PERCENTILE_DISC and PERCENTILE_CONT
This query also demonstrates PERCENTILE_DISC and PERCENTILE_CONT. These very similar functions each accept a percentile parameter (the desired CUME_DIST value) and “reach in” to the window for the row at or near that percentile. The code demonstrates by calling both functions twice, once with a percentile parameter value of .5 and once with .6, returning columns aliased as PD5, PD6, PC5, and PC6. Both functions examine the CUME_DIST value for each row in the window to find the one nearest to .5 and .6. The subtle difference between them is that PERCENTILE_DISC will return a precise (discreet) value from the row with the matching percentile (or greater), while PERCENTILE_CONT interpolates a value based on a continuous range. Specifically, PERCENTILE_CONT returns a value ranging from the row matching the specified percentile—or a calculated value higher than that (based on the specified percentile) if there is no exact match—and the row with the next higher percentile in the window. This explains the values they return in this query.

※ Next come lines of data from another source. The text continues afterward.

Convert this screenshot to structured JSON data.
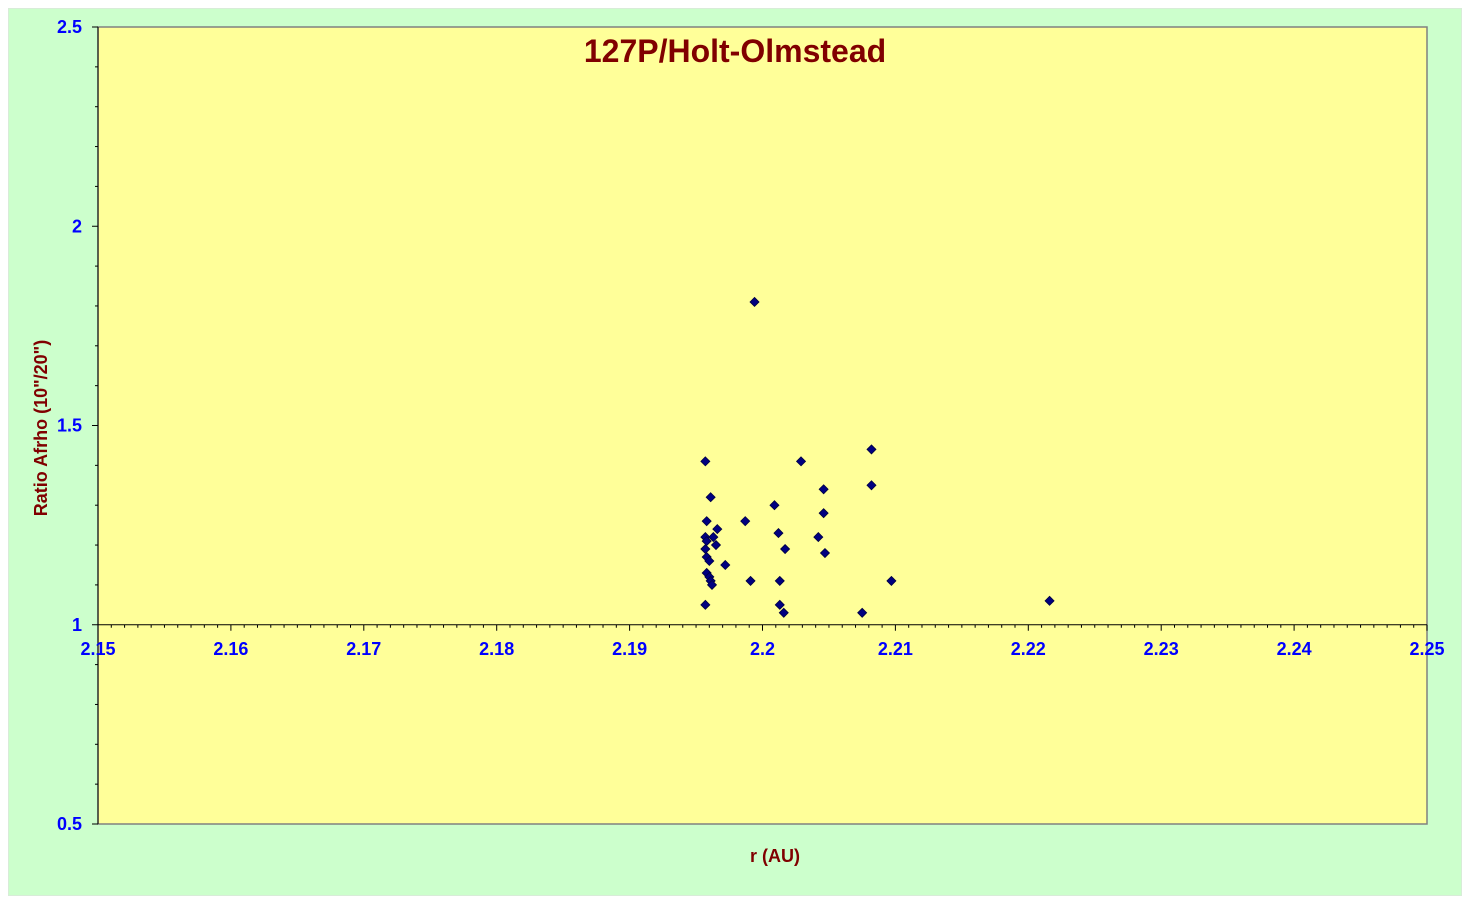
{
  "chart_data": {
    "type": "scatter",
    "title": "127P/Holt-Olmstead",
    "xlabel": "r (AU)",
    "ylabel": "Ratio Afrho (10\"/20\")",
    "xlim": [
      2.15,
      2.25
    ],
    "ylim": [
      0.5,
      2.5
    ],
    "x_ticks": [
      "2.15",
      "2.16",
      "2.17",
      "2.18",
      "2.19",
      "2.2",
      "2.21",
      "2.22",
      "2.23",
      "2.24",
      "2.25"
    ],
    "y_ticks": [
      "0.5",
      "1",
      "1.5",
      "2",
      "2.5"
    ],
    "x_axis_crosses_at": 1,
    "grid": false,
    "legend": "none",
    "colors": {
      "plot_background": "#ffff99",
      "chart_background": "#ccffcc",
      "marker": "#000080",
      "title": "#800000",
      "tick_labels": "#0000ff"
    },
    "series": [
      {
        "marker": "diamond",
        "points": [
          [
            2.1957,
            1.41
          ],
          [
            2.1958,
            1.26
          ],
          [
            2.1957,
            1.22
          ],
          [
            2.1958,
            1.21
          ],
          [
            2.1957,
            1.19
          ],
          [
            2.1958,
            1.17
          ],
          [
            2.196,
            1.16
          ],
          [
            2.1957,
            1.05
          ],
          [
            2.1958,
            1.13
          ],
          [
            2.196,
            1.12
          ],
          [
            2.1961,
            1.11
          ],
          [
            2.1962,
            1.1
          ],
          [
            2.1961,
            1.32
          ],
          [
            2.1963,
            1.22
          ],
          [
            2.1965,
            1.2
          ],
          [
            2.1966,
            1.24
          ],
          [
            2.1972,
            1.15
          ],
          [
            2.1987,
            1.26
          ],
          [
            2.1991,
            1.11
          ],
          [
            2.1994,
            1.81
          ],
          [
            2.2009,
            1.3
          ],
          [
            2.2012,
            1.23
          ],
          [
            2.2013,
            1.11
          ],
          [
            2.2013,
            1.05
          ],
          [
            2.2016,
            1.03
          ],
          [
            2.2017,
            1.19
          ],
          [
            2.2029,
            1.41
          ],
          [
            2.2042,
            1.22
          ],
          [
            2.2046,
            1.34
          ],
          [
            2.2046,
            1.28
          ],
          [
            2.2047,
            1.18
          ],
          [
            2.2075,
            1.03
          ],
          [
            2.2082,
            1.44
          ],
          [
            2.2082,
            1.35
          ],
          [
            2.2097,
            1.11
          ],
          [
            2.2216,
            1.06
          ]
        ]
      }
    ]
  }
}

Notice that these functions define their window ordering using ORDER BY in a WITHIN GROUP clause rather than in the OVER clause. Thus, you do not (and cannot) specify ORDER BY in the OVER clause. The OVER clause is still required, however, so OVER (with empty parentheses) must be specified even if you don’t want to partition using PARTITION BY.

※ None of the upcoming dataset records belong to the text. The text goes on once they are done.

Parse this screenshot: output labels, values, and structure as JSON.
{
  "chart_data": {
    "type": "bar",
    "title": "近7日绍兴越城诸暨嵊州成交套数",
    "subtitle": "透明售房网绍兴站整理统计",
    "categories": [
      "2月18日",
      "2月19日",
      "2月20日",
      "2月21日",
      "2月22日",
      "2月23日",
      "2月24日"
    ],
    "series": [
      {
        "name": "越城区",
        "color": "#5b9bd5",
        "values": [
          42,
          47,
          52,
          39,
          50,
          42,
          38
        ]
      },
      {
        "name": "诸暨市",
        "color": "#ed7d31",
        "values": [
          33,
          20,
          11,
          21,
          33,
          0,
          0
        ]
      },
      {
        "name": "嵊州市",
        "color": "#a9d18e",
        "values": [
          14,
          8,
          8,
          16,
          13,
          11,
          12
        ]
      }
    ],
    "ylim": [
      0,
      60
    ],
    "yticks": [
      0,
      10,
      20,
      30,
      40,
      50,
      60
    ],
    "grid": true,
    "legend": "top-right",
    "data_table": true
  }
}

For the year 2010, the .5 percentile (CUME_DIST value) is located exactly on quarter 1, which had $5,000 in sales. Thus PERCENTILE_DISC(.5) returns 5000. There is no row in the window with a percentile of .6, so PERCENTILE_DISC(.6) matches up against the first row with a percentile greater than or equal to .6, which is the row for quarter 2 with $6,000 in sales, and thus returns 6000. In both cases, PERCENTILE_DISC returns a discreet value from a row in the window at or greater than the specified percentile. The same calculations are performed for 2011, returning 2000 for PERCENTILE_DISC(.5) and 3000 for PERCENTILE_DISC(.6), corresponding to the $2,000 in sales for quarter 2 (percentile .5) and the $3,000 in sales for quarter 3 (percentile .75)

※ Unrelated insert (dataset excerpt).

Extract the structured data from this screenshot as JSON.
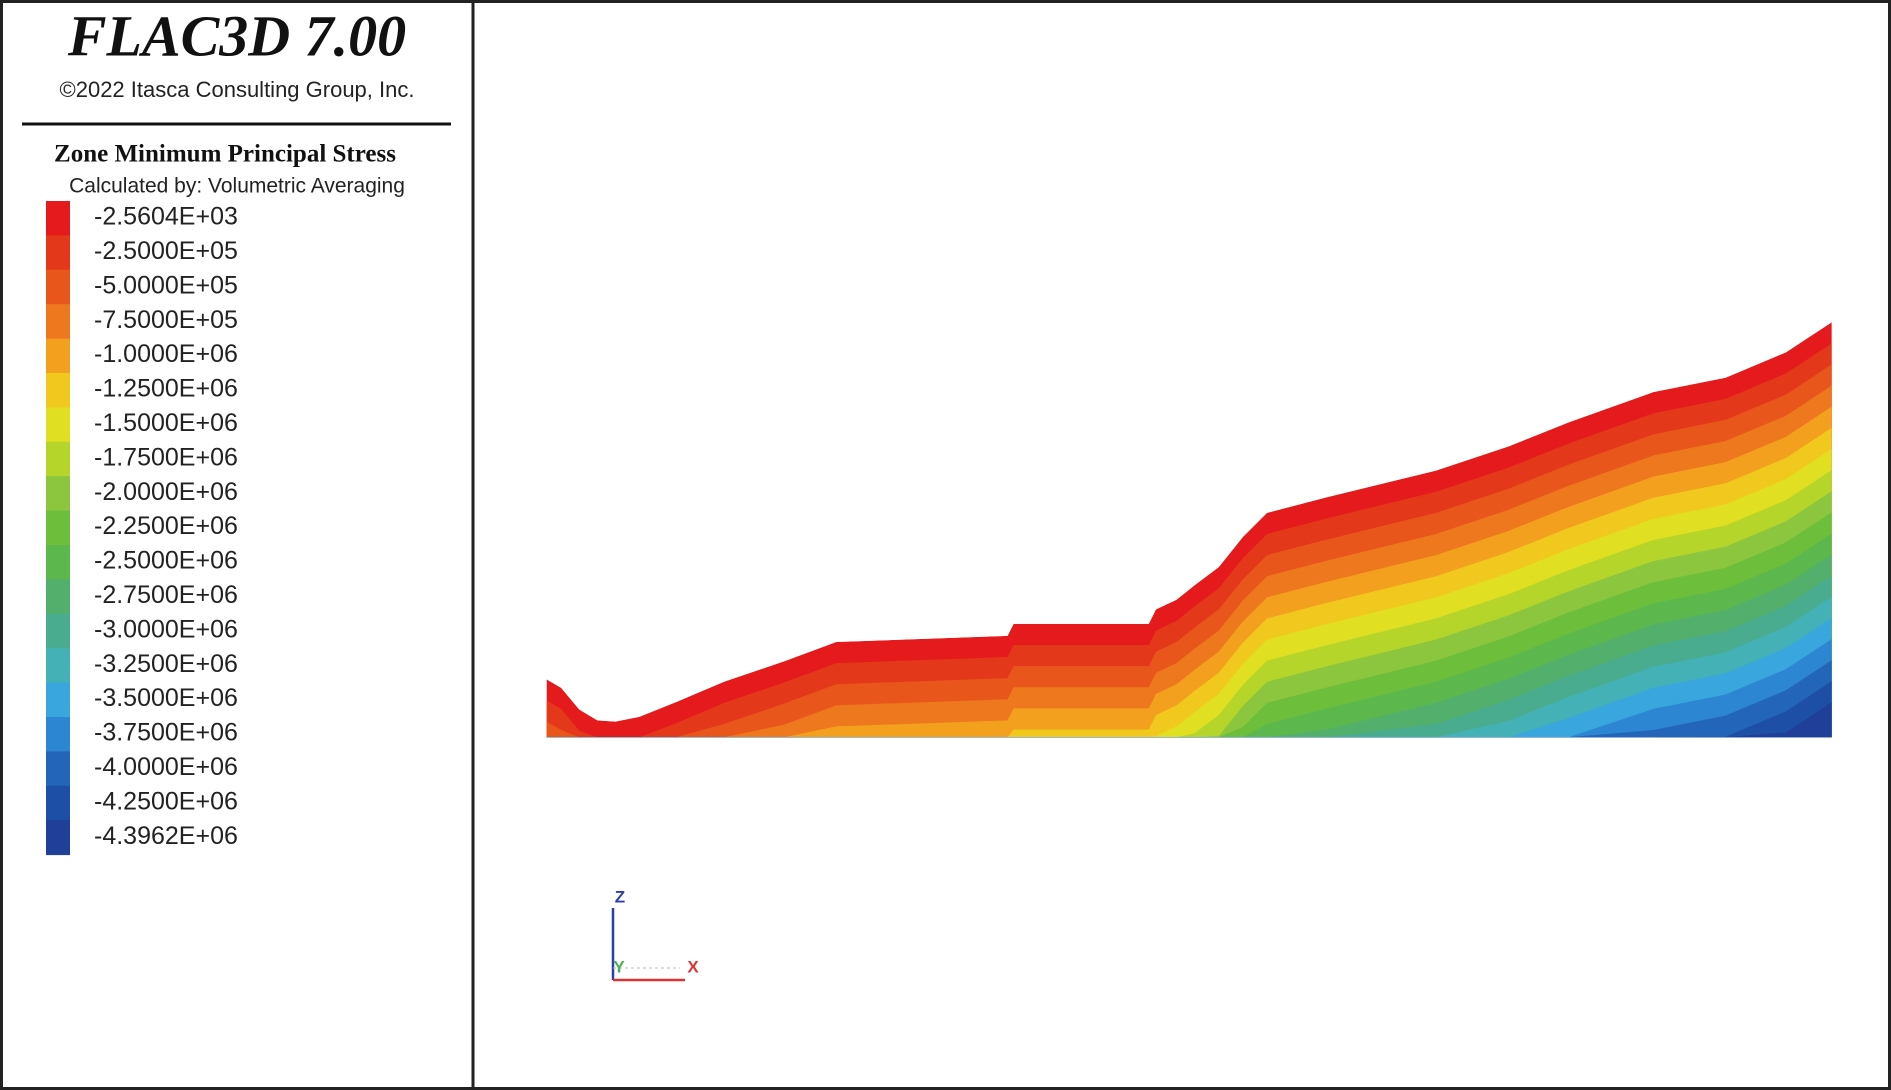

As I stated, PERCENTILE_CONT is very similar. It takes the same percentile parameter to find the row in the window matching that percentile. If there is no exact match, the function calculates a value based on the scale of percentiles distributed across the entire window, rather than looking ahead to the row having the next greater percentile value, as PERCENTILE_DISC does. Then it returns the median between that value and the value found in the row with the next greater percentile. For 2010, the .5 percentile matches up with 5000 (as before). The next percentile in the window is for .75 for 6000. The median between 5000 and 6000 is 5500 and thus, PERCENTILE_CONT(.5) returns 5500. There is no row in the window with a percentile of .6, so PERCENTILE_CONT(.6) calculates what the value for .6 would be (somewhere between 5000 and 6000, a bit closer to 5000) and then calculates the median between that value and the next percentile in the window (again, .75 for 6000). Thus, PERCENTILE_CONT(.6) returns 5800; slightly higher than the 5500 returned for PERCENTILE_CONT(.5).
This post explained the eight new analytic functions added to T-SQL in SQL Server 2012. These new functions, plus the running and sliding aggregation capabilities covered in Part 1, greatly expand the windowing capabilities of the OVER clause available since SQL Server 2005.